Eine offizielle Reaktion der Unionsfraktion liegt bislang noch nicht vor; auch Fraktions- und Parteichef Friedrich Merz hat sich noch nicht geäußert. Einige seiner Stellvertreter hingegen schon. Vizeparteichefin Karin Prien (CDU) verteidigte die Pläne. CDU und Kirche müssten nicht “immer eins zu eins” einer Meinung sein, sagte sie dem Deutschlandfunk. Fraktionsvize Jens Spahn (CDU) führte im “Tagesspiegel” sogar ein christliches Gleichnis an: “Auch der heilige Martin kann nur den Mantel teilen, den er hat.”
Einem Offenbarungseid gleich kam hingegen die Replik von Steffen Bilger, einem weiteren Unions-Fraktionsvize. “Überrascht nicht, interessiert nicht”, schrieb der württembergische CDU-Politiker auf X.
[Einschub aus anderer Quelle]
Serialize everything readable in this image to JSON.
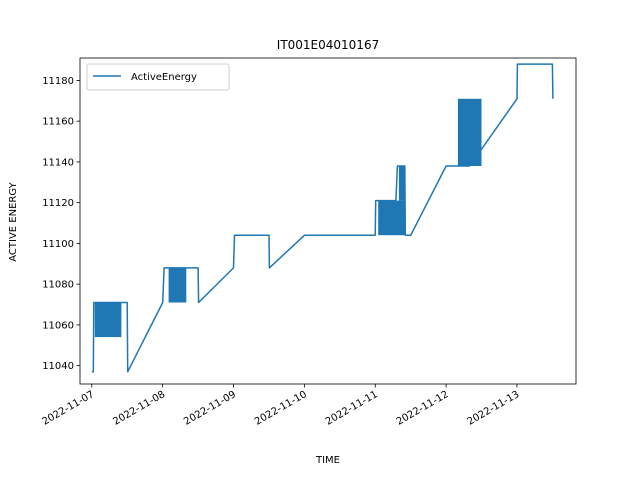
{
  "chart_data": {
    "type": "line",
    "title": "IT001E04010167",
    "xlabel": "TIME",
    "ylabel": "ACTIVE ENERGY",
    "legend": {
      "position": "top-left",
      "entries": [
        "ActiveEnergy"
      ]
    },
    "grid": false,
    "xlim": [
      "2022-11-06T20:00",
      "2022-11-13T20:00"
    ],
    "ylim": [
      11031,
      11191
    ],
    "x_ticks": [
      "2022-11-07",
      "2022-11-08",
      "2022-11-09",
      "2022-11-10",
      "2022-11-11",
      "2022-11-12",
      "2022-11-13"
    ],
    "y_ticks": [
      11040,
      11060,
      11080,
      11100,
      11120,
      11140,
      11160,
      11180
    ],
    "series": [
      {
        "name": "ActiveEnergy",
        "color": "#1f77b4",
        "points": [
          [
            "2022-11-07T00:00",
            11037
          ],
          [
            "2022-11-07T00:30",
            11037
          ],
          [
            "2022-11-07T00:40",
            11071
          ],
          [
            "2022-11-07T08:00",
            11071
          ],
          [
            "2022-11-07T12:00",
            11071
          ],
          [
            "2022-11-07T12:10",
            11037
          ],
          [
            "2022-11-08T00:00",
            11071
          ],
          [
            "2022-11-08T00:30",
            11088
          ],
          [
            "2022-11-08T09:00",
            11088
          ],
          [
            "2022-11-08T12:00",
            11088
          ],
          [
            "2022-11-08T12:10",
            11071
          ],
          [
            "2022-11-09T00:00",
            11088
          ],
          [
            "2022-11-09T00:20",
            11104
          ],
          [
            "2022-11-09T12:00",
            11104
          ],
          [
            "2022-11-09T12:10",
            11088
          ],
          [
            "2022-11-10T00:00",
            11104
          ],
          [
            "2022-11-11T00:00",
            11104
          ],
          [
            "2022-11-11T00:10",
            11121
          ],
          [
            "2022-11-11T07:00",
            11121
          ],
          [
            "2022-11-11T07:30",
            11138
          ],
          [
            "2022-11-11T10:00",
            11138
          ],
          [
            "2022-11-11T10:10",
            11104
          ],
          [
            "2022-11-11T12:00",
            11104
          ],
          [
            "2022-11-12T00:00",
            11138
          ],
          [
            "2022-11-12T08:00",
            11138
          ],
          [
            "2022-11-13T00:00",
            11171
          ],
          [
            "2022-11-13T00:10",
            11188
          ],
          [
            "2022-11-13T12:00",
            11188
          ],
          [
            "2022-11-13T12:10",
            11171
          ]
        ],
        "oscillation_bands": [
          {
            "from": "2022-11-07T01:00",
            "to": "2022-11-07T10:00",
            "low": 11054,
            "high": 11071
          },
          {
            "from": "2022-11-08T02:00",
            "to": "2022-11-08T08:00",
            "low": 11071,
            "high": 11088
          },
          {
            "from": "2022-11-11T01:00",
            "to": "2022-11-11T10:00",
            "low": 11104,
            "high": 11121
          },
          {
            "from": "2022-11-11T08:00",
            "to": "2022-11-11T10:00",
            "low": 11121,
            "high": 11138
          },
          {
            "from": "2022-11-12T04:00",
            "to": "2022-11-12T12:00",
            "low": 11138,
            "high": 11171
          }
        ]
      }
    ]
  }
}
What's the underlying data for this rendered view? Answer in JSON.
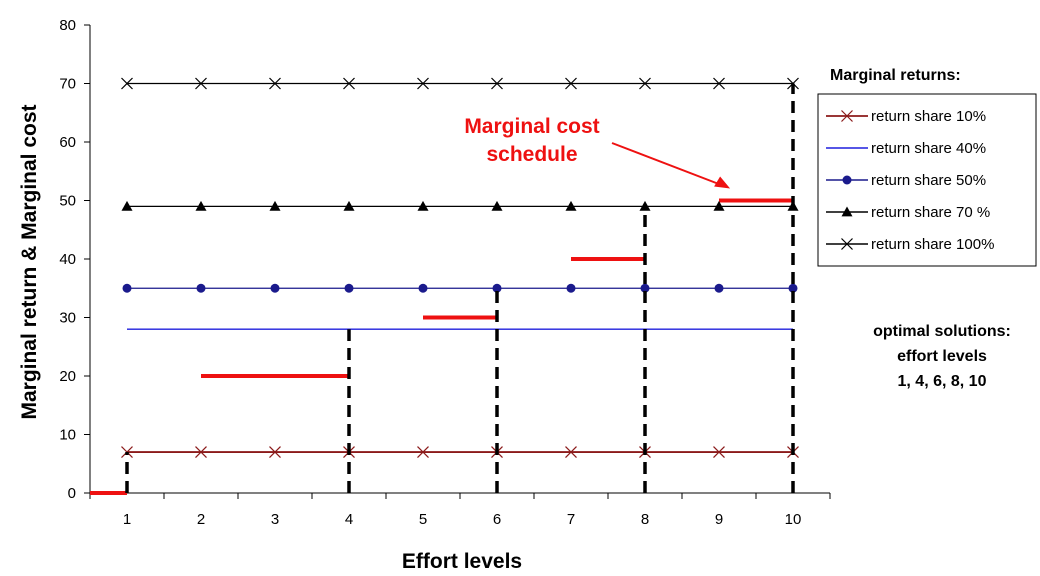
{
  "chart_data": {
    "type": "line",
    "title": "",
    "xlabel": "Effort levels",
    "ylabel": "Marginal return & Marginal cost",
    "x": [
      1,
      2,
      3,
      4,
      5,
      6,
      7,
      8,
      9,
      10
    ],
    "xlim": [
      0.5,
      10.5
    ],
    "ylim": [
      0,
      80
    ],
    "yticks": [
      0,
      10,
      20,
      30,
      40,
      50,
      60,
      70,
      80
    ],
    "grid": false,
    "legend_title": "Marginal returns:",
    "legend_position": "right",
    "series": [
      {
        "name": "return share 10%",
        "color": "#8b1a1a",
        "marker": "x-icon",
        "values": [
          7,
          7,
          7,
          7,
          7,
          7,
          7,
          7,
          7,
          7
        ]
      },
      {
        "name": "return share 40%",
        "color": "#1f1fdd",
        "marker": "none",
        "values": [
          28,
          28,
          28,
          28,
          28,
          28,
          28,
          28,
          28,
          28
        ]
      },
      {
        "name": "return share 50%",
        "color": "#1a1a8c",
        "marker": "circle-icon",
        "values": [
          35,
          35,
          35,
          35,
          35,
          35,
          35,
          35,
          35,
          35
        ]
      },
      {
        "name": "return share 70 %",
        "color": "#000000",
        "marker": "triangle-icon",
        "values": [
          49,
          49,
          49,
          49,
          49,
          49,
          49,
          49,
          49,
          49
        ]
      },
      {
        "name": "return share 100%",
        "color": "#000000",
        "marker": "x-icon",
        "values": [
          70,
          70,
          70,
          70,
          70,
          70,
          70,
          70,
          70,
          70
        ]
      }
    ],
    "cost_schedule": {
      "color": "#ee1111",
      "segments": [
        {
          "x": [
            0.5,
            1
          ],
          "y": 0
        },
        {
          "x": [
            2,
            4
          ],
          "y": 20
        },
        {
          "x": [
            5,
            6
          ],
          "y": 30
        },
        {
          "x": [
            7,
            8
          ],
          "y": 40
        },
        {
          "x": [
            9,
            10
          ],
          "y": 50
        }
      ]
    },
    "optimal_markers": [
      {
        "x": 1,
        "y": 7
      },
      {
        "x": 4,
        "y": 28
      },
      {
        "x": 6,
        "y": 35
      },
      {
        "x": 8,
        "y": 49
      },
      {
        "x": 10,
        "y": 70
      }
    ],
    "annotations": {
      "cost_label_lines": [
        "Marginal cost",
        "schedule"
      ],
      "optimal_lines": [
        "optimal solutions:",
        "effort levels",
        "1, 4, 6, 8, 10"
      ]
    }
  }
}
Gerade letztere Äußerung – für die Bilger in den Kommentaren auch viel Gegenwind, aber auch Zustimmung erhielt – steht dabei symptomatisch für die Distanz, die sich inzwischen zwischen C-Parteien und Amtskirchen aufgebaut hat. Konservative Christdemokraten, die seit dem Antritt von Merz als CDU-Chef den Ton in der Partei angeben, fremdeln immer häufiger mit den Kirchen, die sie auf einer “Grünen”-Linie verorten, insbesondere bei Themen wie Migration, Umwelt- oder Agrarpolitik.
Und auch der Parteichef und katholische Sauerländer Merz selbst hadert offenbar mit seiner Kirche. In einem Interview der “Bunten” 2022 erklärte Merz, dass der Zustand der katholischen Kirche schwer erträglich sei: “Die fehlende Reformbereitschaft, die Missbrauchsfälle und ihre mangelnde Aufarbeitung, das alles ist schon schwer erträglich für Christen wie mich, insbesondere wenn man selbst Kinder hat.”